Read More: DOJ’s Approach to Evaluating Organizations Evolves Along with Maturing Compliance Programs
In contrast, the SFO chooses not to publish any details about organisations self-reporting and those that have to led to DPA’s or prosecutions. To increase certainty for organisations considering self-reporting, it would be useful if the SFO produced a similar guide.
New Guidance for Organisations Considering Self-Reporting?
The new guidance suggests that there is increased flexibility when any wrongdoing should be reported. It was previously thought that self-reporting should occur as soon as the organisation realises there is a problem. However it is now suggested that “reporting within a reasonable time of the suspicions coming to light; and preserving available evidence and providing it promptly is an evidentially sound format”. Whilst on the face of it, this does appear to allow organisations some flexibility as to when wrongdoing should be reported, it is still rather time sensitive. The expectation is that reporting should occur within a reasonable time of “suspicions” which is likely to occur before the organisation has actual knowledge of offending, so at a fairly early stage.
When organisations conduct internal investigations into potential corruption or wrongdoing, it has always been questionable as to whether key witnesses should be interviewed prior to reporting to the SFO. The new guidance states that to avoid any prejudice to the internal investigation organisations should “consult in a timely way with the SFO before interviewing potential witnesses or suspects, taking personnel/HR actions or taking other overt steps”.
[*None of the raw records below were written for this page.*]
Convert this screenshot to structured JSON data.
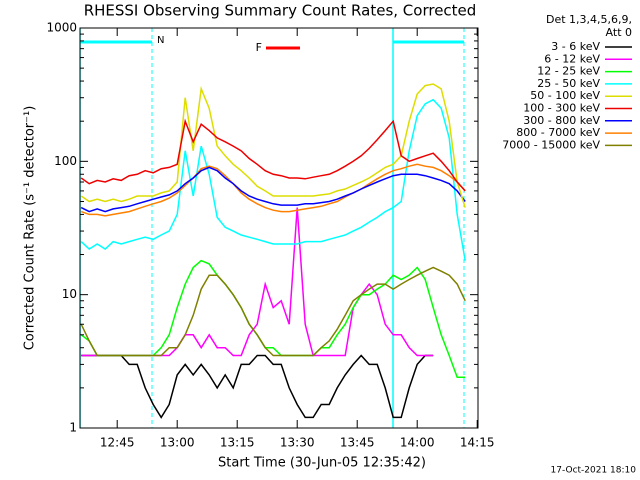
{
  "chart_data": {
    "type": "line",
    "title": "RHESSI Observing Summary Count Rates, Corrected",
    "x_label": "Start Time (30-Jun-05 12:35:42)",
    "y_label": "Corrected Count Rate (s⁻¹ detector⁻¹)",
    "legend_header": [
      "Det 1,3,4,5,6,9,",
      "Att 0"
    ],
    "footer": "17-Oct-2021 18:10",
    "log_y": true,
    "xlim": [
      35.7,
      135.2
    ],
    "ylim": [
      1,
      1000
    ],
    "xticks": [
      {
        "value": 45,
        "label": "12:45"
      },
      {
        "value": 60,
        "label": "13:00"
      },
      {
        "value": 75,
        "label": "13:15"
      },
      {
        "value": 90,
        "label": "13:30"
      },
      {
        "value": 105,
        "label": "13:45"
      },
      {
        "value": 120,
        "label": "14:00"
      },
      {
        "value": 135,
        "label": "14:15"
      }
    ],
    "yticks": [
      1,
      10,
      100,
      1000
    ],
    "attenuator": {
      "label": "N",
      "color": "#00ffff",
      "intervals": [
        [
          35.7,
          53.7
        ],
        [
          113.95,
          131.7
        ]
      ]
    },
    "flare": {
      "label": "F",
      "color": "#ff0000",
      "start": 82.2,
      "end": 90.7
    },
    "x": [
      36,
      38,
      40,
      42,
      44,
      46,
      48,
      50,
      52,
      54,
      56,
      58,
      60,
      62,
      64,
      66,
      68,
      70,
      72,
      74,
      76,
      78,
      80,
      82,
      84,
      86,
      88,
      90,
      92,
      94,
      96,
      98,
      100,
      102,
      104,
      106,
      108,
      110,
      112,
      114,
      116,
      118,
      120,
      122,
      124,
      126,
      128,
      130,
      132
    ],
    "series": [
      {
        "name": "3 - 6 keV",
        "color": "#000000",
        "values": [
          3.5,
          3.5,
          3.5,
          3.5,
          3.5,
          3.5,
          3,
          3,
          2,
          1.5,
          1.2,
          1.5,
          2.5,
          3,
          2.5,
          3,
          2.5,
          2,
          2.5,
          2,
          3,
          3,
          3.5,
          3.5,
          3,
          3,
          2,
          1.5,
          1.2,
          1.2,
          1.5,
          1.5,
          2,
          2.5,
          3,
          3.5,
          3,
          3,
          2,
          1.2,
          1.2,
          2,
          3,
          3.5,
          3.5,
          null,
          null,
          null,
          null
        ]
      },
      {
        "name": "6 - 12 keV",
        "color": "#ff00ff",
        "values": [
          3.5,
          3.5,
          3.5,
          3.5,
          3.5,
          3.5,
          3.5,
          3.5,
          3.5,
          3.5,
          3.5,
          3.5,
          4,
          5,
          5,
          4,
          5,
          4,
          4,
          3.5,
          3.5,
          5,
          6,
          12,
          8,
          9,
          6,
          45,
          6,
          3.5,
          3.5,
          3.5,
          3.5,
          3.5,
          8,
          10,
          12,
          10,
          6,
          5,
          5,
          4,
          3.5,
          3.5,
          3.5,
          null,
          null,
          null,
          null
        ]
      },
      {
        "name": "12 - 25 keV",
        "color": "#00ff00",
        "values": [
          5,
          4.5,
          3.5,
          3.5,
          3.5,
          3.5,
          3.5,
          3.5,
          3.5,
          3.5,
          4,
          5,
          8,
          12,
          16,
          18,
          17,
          14,
          12,
          10,
          8,
          6,
          5,
          4,
          4,
          3.5,
          3.5,
          3.5,
          3.5,
          3.5,
          4,
          4,
          5,
          6,
          8,
          10,
          10,
          11,
          12,
          14,
          13,
          14,
          16,
          13,
          8,
          5,
          3.5,
          2.4,
          2.4
        ]
      },
      {
        "name": "25 - 50 keV",
        "color": "#00ffff",
        "values": [
          25,
          22,
          24,
          22,
          25,
          24,
          25,
          26,
          27,
          26,
          28,
          30,
          40,
          120,
          55,
          130,
          80,
          38,
          32,
          30,
          28,
          27,
          26,
          25,
          24,
          24,
          24,
          24,
          25,
          25,
          25,
          26,
          27,
          28,
          30,
          32,
          35,
          38,
          42,
          45,
          50,
          120,
          220,
          270,
          290,
          250,
          150,
          40,
          18
        ]
      },
      {
        "name": "50 - 100 keV",
        "color": "#dddd00",
        "values": [
          55,
          50,
          52,
          50,
          52,
          50,
          52,
          55,
          55,
          55,
          58,
          60,
          70,
          300,
          120,
          350,
          250,
          130,
          110,
          95,
          85,
          75,
          65,
          60,
          55,
          55,
          55,
          55,
          55,
          55,
          56,
          57,
          60,
          62,
          66,
          70,
          75,
          82,
          90,
          95,
          110,
          200,
          320,
          370,
          380,
          350,
          200,
          70,
          45
        ]
      },
      {
        "name": "100 - 300 keV",
        "color": "#ee0000",
        "values": [
          75,
          68,
          72,
          70,
          74,
          72,
          78,
          80,
          85,
          82,
          88,
          90,
          95,
          200,
          140,
          190,
          170,
          150,
          140,
          130,
          120,
          105,
          95,
          85,
          80,
          78,
          75,
          75,
          74,
          76,
          78,
          80,
          85,
          92,
          100,
          110,
          125,
          145,
          170,
          200,
          110,
          100,
          105,
          110,
          115,
          100,
          85,
          70,
          60
        ]
      },
      {
        "name": "300 - 800 keV",
        "color": "#0000ff",
        "values": [
          45,
          42,
          44,
          42,
          44,
          45,
          46,
          48,
          50,
          52,
          54,
          56,
          60,
          68,
          75,
          85,
          90,
          85,
          75,
          68,
          60,
          55,
          52,
          50,
          48,
          47,
          47,
          47,
          48,
          48,
          49,
          50,
          52,
          55,
          58,
          62,
          66,
          70,
          74,
          78,
          80,
          80,
          80,
          78,
          75,
          72,
          68,
          60,
          50
        ]
      },
      {
        "name": "800 - 7000 keV",
        "color": "#ff8000",
        "values": [
          42,
          40,
          40,
          39,
          40,
          41,
          42,
          44,
          46,
          48,
          50,
          53,
          58,
          66,
          75,
          88,
          92,
          88,
          78,
          68,
          58,
          52,
          48,
          45,
          43,
          42,
          42,
          43,
          44,
          45,
          46,
          48,
          50,
          54,
          58,
          62,
          68,
          74,
          80,
          85,
          88,
          92,
          95,
          92,
          90,
          85,
          78,
          70,
          60
        ]
      },
      {
        "name": "7000 - 15000 keV",
        "color": "#808000",
        "values": [
          6,
          4.5,
          3.5,
          3.5,
          3.5,
          3.5,
          3.5,
          3.5,
          3.5,
          3.5,
          3.5,
          4,
          4,
          5,
          7,
          11,
          14,
          14,
          12,
          10,
          8,
          6,
          5,
          4,
          3.5,
          3.5,
          3.5,
          3.5,
          3.5,
          3.5,
          4,
          4.5,
          5.5,
          7,
          9,
          10,
          11,
          12,
          12,
          11,
          12,
          13,
          14,
          15,
          16,
          15,
          14,
          12,
          9
        ]
      }
    ]
  }
}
However, whilst the new guidance suggests that the SFO should be contacted before key witnesses are interviewed, it also seems to appreciate the reality. The new guidance does consider the DPA Code of Practice which in contrast suggests that cooperation will include “identifying key witnesses, disclosing their accounts and the documents shown to them”. Given that the new guidance conflicts with the DPA code, it is difficult for organisations to know which guidance takes precedence. It seems that in an effort to be prescriptive and transparent, the SFO have caused further confusion as to whether organisations should interview witnesses before consulting with them.
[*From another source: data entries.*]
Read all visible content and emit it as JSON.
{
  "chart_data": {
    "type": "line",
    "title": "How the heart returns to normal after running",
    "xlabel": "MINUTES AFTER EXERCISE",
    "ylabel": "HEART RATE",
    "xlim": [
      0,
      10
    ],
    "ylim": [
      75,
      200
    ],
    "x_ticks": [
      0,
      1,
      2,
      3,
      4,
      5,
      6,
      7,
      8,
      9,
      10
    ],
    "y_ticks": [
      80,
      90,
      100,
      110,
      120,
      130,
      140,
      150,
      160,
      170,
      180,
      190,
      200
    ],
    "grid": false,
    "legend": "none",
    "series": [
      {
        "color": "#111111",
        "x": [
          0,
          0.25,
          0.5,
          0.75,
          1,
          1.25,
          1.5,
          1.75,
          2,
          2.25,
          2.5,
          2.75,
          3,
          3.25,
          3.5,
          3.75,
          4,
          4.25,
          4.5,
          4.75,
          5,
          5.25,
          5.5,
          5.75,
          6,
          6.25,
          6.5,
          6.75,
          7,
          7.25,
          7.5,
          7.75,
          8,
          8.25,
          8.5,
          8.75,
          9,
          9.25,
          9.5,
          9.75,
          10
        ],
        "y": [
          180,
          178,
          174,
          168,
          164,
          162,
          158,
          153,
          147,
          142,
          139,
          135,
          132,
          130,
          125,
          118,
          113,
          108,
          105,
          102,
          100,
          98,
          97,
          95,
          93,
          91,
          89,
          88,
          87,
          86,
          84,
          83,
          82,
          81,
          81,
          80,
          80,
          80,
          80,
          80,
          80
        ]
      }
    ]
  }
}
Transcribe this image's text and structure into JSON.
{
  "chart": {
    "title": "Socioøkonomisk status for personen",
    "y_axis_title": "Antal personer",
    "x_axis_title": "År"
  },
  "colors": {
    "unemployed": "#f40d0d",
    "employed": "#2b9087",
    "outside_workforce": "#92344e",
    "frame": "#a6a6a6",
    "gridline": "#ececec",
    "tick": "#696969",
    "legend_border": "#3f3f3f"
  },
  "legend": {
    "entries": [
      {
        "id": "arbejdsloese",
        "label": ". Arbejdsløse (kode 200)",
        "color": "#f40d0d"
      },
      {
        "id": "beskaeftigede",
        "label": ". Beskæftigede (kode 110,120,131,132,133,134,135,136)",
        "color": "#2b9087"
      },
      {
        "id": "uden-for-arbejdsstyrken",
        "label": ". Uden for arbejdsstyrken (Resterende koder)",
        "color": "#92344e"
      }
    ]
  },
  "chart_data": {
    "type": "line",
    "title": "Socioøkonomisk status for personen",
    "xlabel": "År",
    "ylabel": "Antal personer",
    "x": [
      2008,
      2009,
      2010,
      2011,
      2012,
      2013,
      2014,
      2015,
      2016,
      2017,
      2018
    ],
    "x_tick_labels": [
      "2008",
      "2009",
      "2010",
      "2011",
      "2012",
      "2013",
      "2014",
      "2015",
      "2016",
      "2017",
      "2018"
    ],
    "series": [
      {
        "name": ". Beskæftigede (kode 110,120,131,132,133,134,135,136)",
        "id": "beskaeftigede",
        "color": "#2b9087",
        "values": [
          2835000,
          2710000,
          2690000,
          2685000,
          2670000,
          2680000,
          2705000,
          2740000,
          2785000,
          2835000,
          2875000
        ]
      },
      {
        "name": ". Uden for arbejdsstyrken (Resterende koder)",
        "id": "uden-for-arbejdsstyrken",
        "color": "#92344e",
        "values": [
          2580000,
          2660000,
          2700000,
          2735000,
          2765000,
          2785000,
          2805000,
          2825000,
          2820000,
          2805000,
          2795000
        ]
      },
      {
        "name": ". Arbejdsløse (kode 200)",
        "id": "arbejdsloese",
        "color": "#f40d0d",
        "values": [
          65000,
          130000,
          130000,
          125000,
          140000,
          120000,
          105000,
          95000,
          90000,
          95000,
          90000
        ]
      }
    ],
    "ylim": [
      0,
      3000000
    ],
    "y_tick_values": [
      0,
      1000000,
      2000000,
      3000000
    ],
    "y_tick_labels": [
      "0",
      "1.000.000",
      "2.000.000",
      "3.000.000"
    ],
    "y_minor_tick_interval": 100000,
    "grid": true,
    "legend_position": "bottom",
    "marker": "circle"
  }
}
The SFO have caused further confusion as to whether organisations should interview witnesses before consulting with them.
Overall the new guidance does state that genuine cooperation is inconsistent with “putting suspects on notice” and creating a situation where evidence is tampered with. Organisations should consider this when assessing if they should interview witnesses before contacting the SFO. Whilst the SFO should be consulted in a timely manner before interviewing potential witnesses, there may be situations where the organisation needs to conduct interviews to understand the potential issues and decide whether a self-report should be made.
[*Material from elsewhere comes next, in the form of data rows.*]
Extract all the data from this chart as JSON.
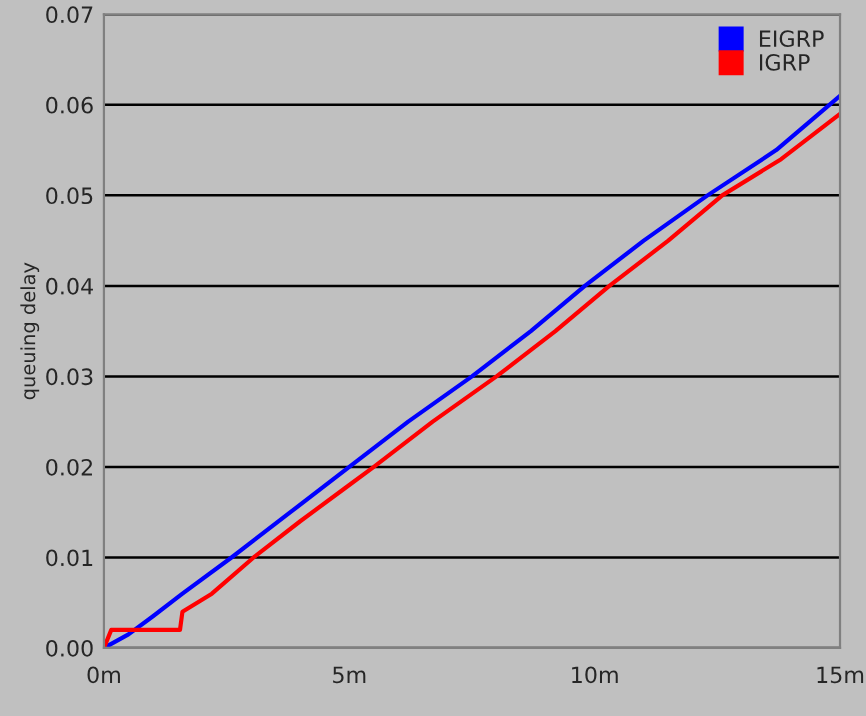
{
  "chart_data": {
    "type": "line",
    "ylabel": "queuing delay",
    "xlim": [
      0,
      15
    ],
    "xticks": [
      {
        "value": 0,
        "label": "0m"
      },
      {
        "value": 5,
        "label": "5m"
      },
      {
        "value": 10,
        "label": "10m"
      },
      {
        "value": 15,
        "label": "15m"
      }
    ],
    "ylim": [
      0,
      0.07
    ],
    "yticks": [
      {
        "value": 0,
        "label": "0.00"
      },
      {
        "value": 0.01,
        "label": "0.01"
      },
      {
        "value": 0.02,
        "label": "0.02"
      },
      {
        "value": 0.03,
        "label": "0.03"
      },
      {
        "value": 0.04,
        "label": "0.04"
      },
      {
        "value": 0.05,
        "label": "0.05"
      },
      {
        "value": 0.06,
        "label": "0.06"
      },
      {
        "value": 0.07,
        "label": "0.07"
      }
    ],
    "grid": "y",
    "legend": "top right",
    "line_style": "solid",
    "marker": "none",
    "series": [
      {
        "name": "EIGRP",
        "color": "#0000ff",
        "x": [
          0,
          0.5,
          1,
          1.6,
          2.6,
          3.8,
          5,
          6.2,
          7.5,
          8.7,
          9.8,
          11,
          12.3,
          13.7,
          15
        ],
        "values": [
          0,
          0.0015,
          0.0035,
          0.006,
          0.01,
          0.015,
          0.02,
          0.025,
          0.03,
          0.035,
          0.04,
          0.045,
          0.05,
          0.055,
          0.061
        ]
      },
      {
        "name": "IGRP",
        "color": "#ff0000",
        "x": [
          0,
          0.15,
          0.5,
          1.55,
          1.6,
          2.2,
          3.05,
          4,
          5,
          5.5,
          6.7,
          8,
          9.2,
          10.3,
          11.5,
          12.6,
          13.8,
          15
        ],
        "values": [
          0,
          0.002,
          0.002,
          0.002,
          0.004,
          0.006,
          0.01,
          0.014,
          0.018,
          0.02,
          0.025,
          0.03,
          0.035,
          0.04,
          0.045,
          0.05,
          0.054,
          0.059
        ]
      }
    ]
  }
}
It seems that in an effort to increase transparency for organisations considering co-operating with the SFO, in certain areas they may have caused further confusion. Whilst certain elements of the new guidance is helpful, it seems that the SFO are verging on placing unrealistic burdens on organisations, without in turn offering the incentive through co-operation deals. The SFO could learn lessons from the DOJ as they offer organisations both clarity on self-reporting and the incentive to co-operate. It will be interesting to see if this guidance actually encourages more organisations to co-operate with the SFO or if it has the opposite effect.